Balloon Safety and the Environmental Basics
We take the safety of our customers and whoever may come into contact with our products very seriously.
We recommend that you always follow instructions given by us, our manufacturers or any third parties we use. This will help you to get the most out of your products in a healthy and safe way.
There is always an element of common sense required when dealing with safety issues. However, common sense doesn't always come naturally to children and the majority of balloon safety information is given with children in mind. However it is sensible to heed this advice regardless of age.
Never allow children to suck, chew or play with un-inflated balloons.
Supervise children at all times if they are playing with balloons.
Discard all broken pieces of balloons immediately.
Adults should always inflate balloons for children.
Balloons can spread germs. Never put a balloon in your mouth after it has been in someone else's mouth.
Some people are allergic to latex. Foil or plastic balloons are an excellent choice instead of latex balloons in this situation.
Try to keep balloons away from faces. If a balloon bursts it can hurt an eye or face.

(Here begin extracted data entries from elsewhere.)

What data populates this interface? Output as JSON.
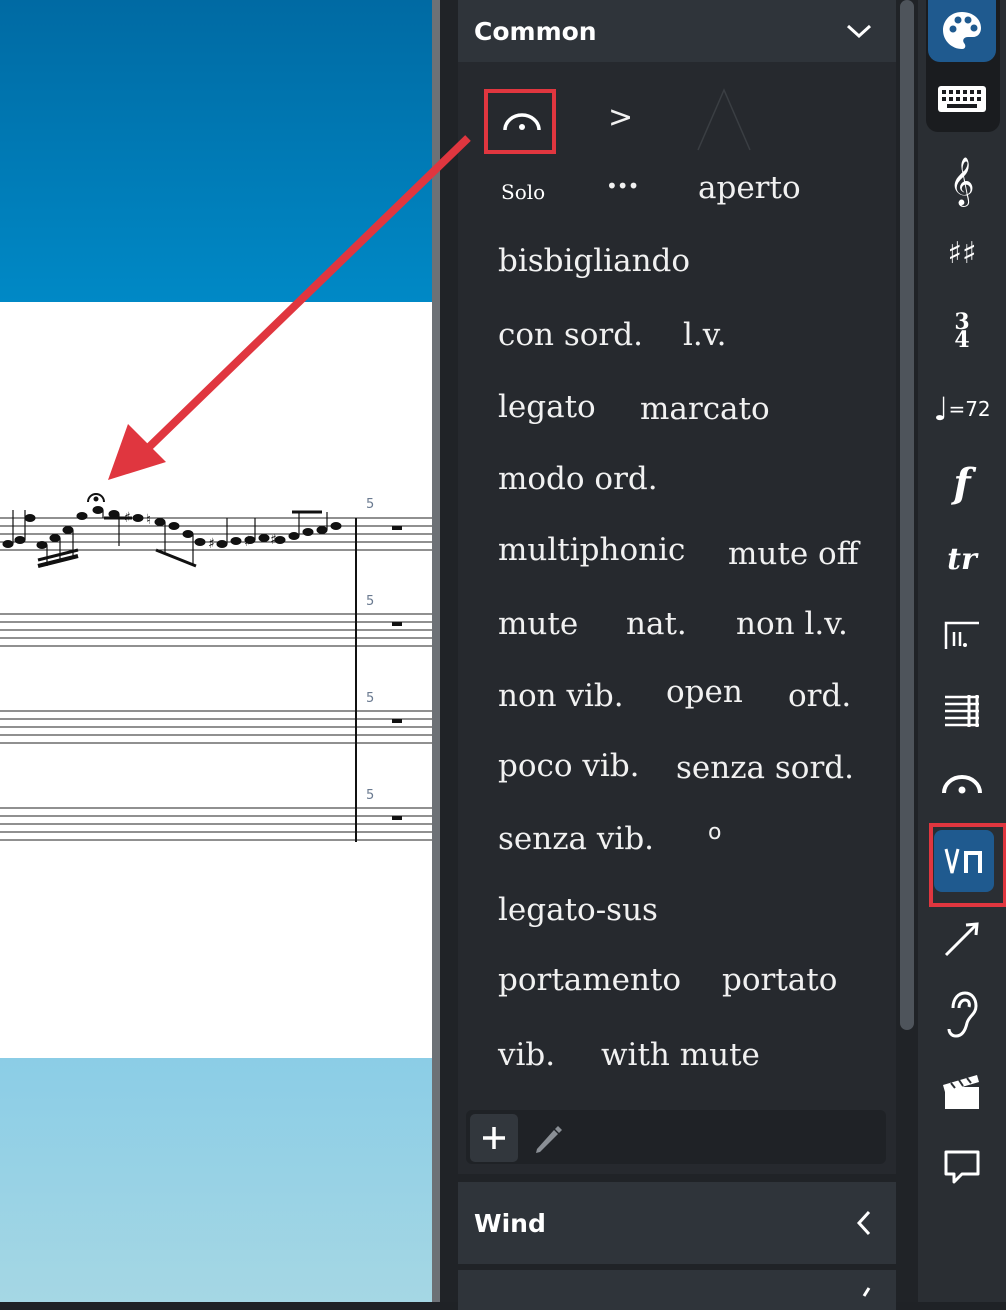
{
  "panel": {
    "common": {
      "title": "Common",
      "symbols": {
        "accent": ">",
        "more": "•••",
        "harmonic": "o"
      },
      "solo_label": "Solo",
      "techniques": {
        "aperto": "aperto",
        "bisbigliando": "bisbigliando",
        "con_sord": "con sord.",
        "lv": "l.v.",
        "legato": "legato",
        "marcato": "marcato",
        "modo_ord": "modo ord.",
        "multiphonic": "multiphonic",
        "mute_off": "mute off",
        "mute": "mute",
        "nat": "nat.",
        "non_lv": "non l.v.",
        "non_vib": "non vib.",
        "open": "open",
        "ord": "ord.",
        "poco_vib": "poco vib.",
        "senza_sord": "senza sord.",
        "senza_vib": "senza vib.",
        "legato_sus": "legato-sus",
        "portamento": "portamento",
        "portato": "portato",
        "vib": "vib.",
        "with_mute": "with mute"
      }
    },
    "wind": {
      "title": "Wind"
    }
  },
  "score": {
    "bar_number": "5"
  },
  "toolbar": {
    "tempo_text": "=72",
    "time_sig_top": "3",
    "time_sig_bottom": "4"
  },
  "colors": {
    "accent": "#e0363f",
    "selected": "#1f5a8f",
    "panel": "#26292e"
  }
}
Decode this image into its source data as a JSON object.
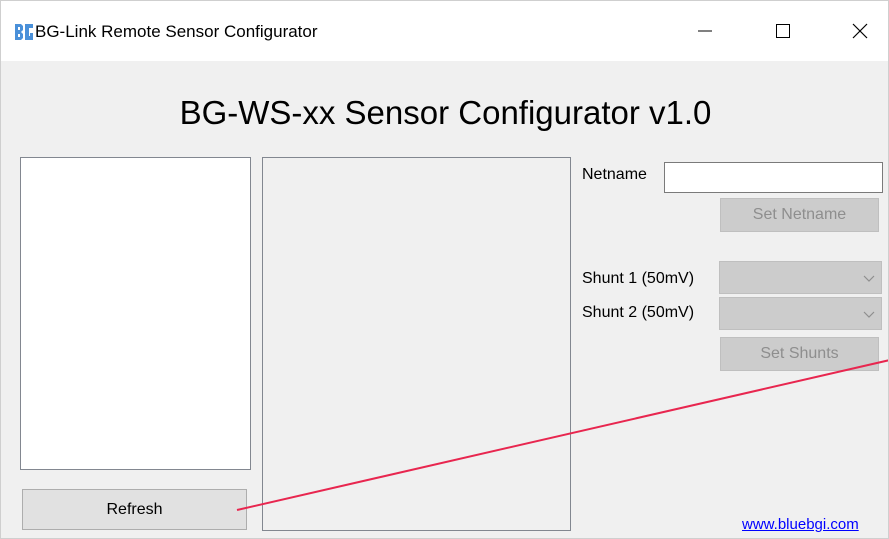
{
  "window": {
    "title": "BG-Link Remote Sensor Configurator",
    "icon": "bg-link-app-icon",
    "controls": {
      "minimize_icon": "minimize-icon",
      "maximize_icon": "maximize-icon",
      "close_icon": "close-icon"
    }
  },
  "main": {
    "heading": "BG-WS-xx Sensor Configurator v1.0",
    "device_list": {
      "items": []
    },
    "details_panel": {
      "items": []
    },
    "refresh_label": "Refresh"
  },
  "netname": {
    "label": "Netname",
    "value": "",
    "placeholder": "",
    "set_label": "Set Netname"
  },
  "shunts": {
    "shunt1_label": "Shunt 1 (50mV)",
    "shunt1_value": "",
    "shunt2_label": "Shunt 2 (50mV)",
    "shunt2_value": "",
    "set_label": "Set Shunts"
  },
  "footer": {
    "link_text": "www.bluebgi.com"
  },
  "colors": {
    "window_bg": "#f0f0f0",
    "titlebar_bg": "#ffffff",
    "disabled_bg": "#cccccc",
    "disabled_text": "#8e8e8e",
    "link": "#0000ff",
    "annotation_line": "#e8264f",
    "icon_blue": "#4a90d9"
  }
}
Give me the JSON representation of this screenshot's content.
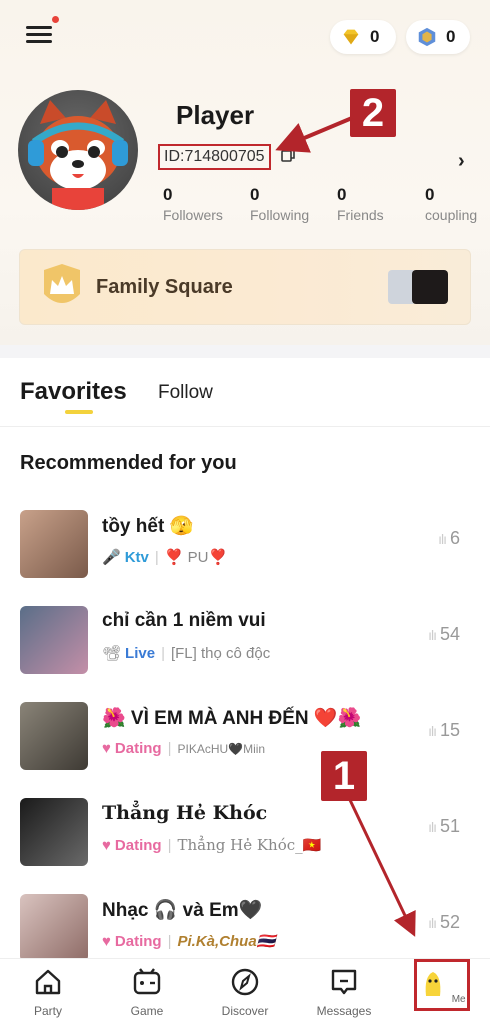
{
  "header": {
    "gem_count": "0",
    "coin_count": "0",
    "username": "Player",
    "user_id": "ID:714800705",
    "stats": [
      {
        "value": "0",
        "label": "Followers"
      },
      {
        "value": "0",
        "label": "Following"
      },
      {
        "value": "0",
        "label": "Friends"
      },
      {
        "value": "0",
        "label": "coupling"
      }
    ],
    "family_label": "Family Square"
  },
  "tabs": {
    "favorites": "Favorites",
    "follow": "Follow"
  },
  "section_title": "Recommended for you",
  "rooms": [
    {
      "name": "tồy hết 🫣",
      "tag": "Ktv",
      "tag_color": "#2f9bd8",
      "desc": "❣️ PU❣️",
      "count": "6"
    },
    {
      "name": "chỉ cần 1 niềm vui",
      "tag": "Live",
      "tag_color": "#3a7bd5",
      "desc": "[FL] thọ cô độc",
      "count": "54"
    },
    {
      "name": "🌺 VÌ EM MÀ ANH ĐẾN ❤️🌺",
      "tag": "Dating",
      "tag_color": "#e76aa0",
      "desc": "PIKAcHU🖤Miin",
      "count": "15"
    },
    {
      "name": "Thẳng He̓ Khóc",
      "tag": "Dating",
      "tag_color": "#e76aa0",
      "desc": "Thẳng He̓ Khóc_🇻🇳",
      "count": "51"
    },
    {
      "name": "Nhạc 🎧 và Em🖤",
      "tag": "Dating",
      "tag_color": "#e76aa0",
      "desc": "Pi.Kà,Chua🇹🇭",
      "count": "52"
    }
  ],
  "nav": [
    {
      "label": "Party",
      "icon": "home-icon"
    },
    {
      "label": "Game",
      "icon": "gamepad-icon"
    },
    {
      "label": "Discover",
      "icon": "compass-icon"
    },
    {
      "label": "Messages",
      "icon": "message-icon"
    },
    {
      "label": "Me",
      "icon": "me-icon"
    }
  ],
  "annotations": {
    "one": "1",
    "two": "2"
  },
  "colors": {
    "accent_yellow": "#f3d23c",
    "annotation_red": "#b3252b"
  }
}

When inflating balloons with air, it is better to use a hand-pump than blow them up orally as they may burst in your face.
Balloons are, by nature, temporary items. Although Celebrations uses only the finest quality balloons, some balloons will occasionally deflate sooner than expected and will also be adversely affected by wind, rain, rough handling, sunlight and other uncontrollable factors.
Latex balloons pose no threat to humans, wildlife or the environment WHEN handled responsibly. Broken or uninflated balloons can cause harm to young children and pets and should be disposed of immediately. Children under the age of seven (7) should be under constant adult supervision while playing with latex balloons. Balloons are a choking hazard and clients are responsible for not giving balloons to children three (3) years of age and younger.
Our latex balloons are 100% biodegradable, but should not be released. They should be disposed of in a rubbish receptacle.
Inhaling helium can cause dizziness, nausea, vomiting, loss of consciousness and even death. Under no circumstances, inhale helium from a balloon or from a helium tank. Inhaling helium is dangerous and can result in asphyxiation.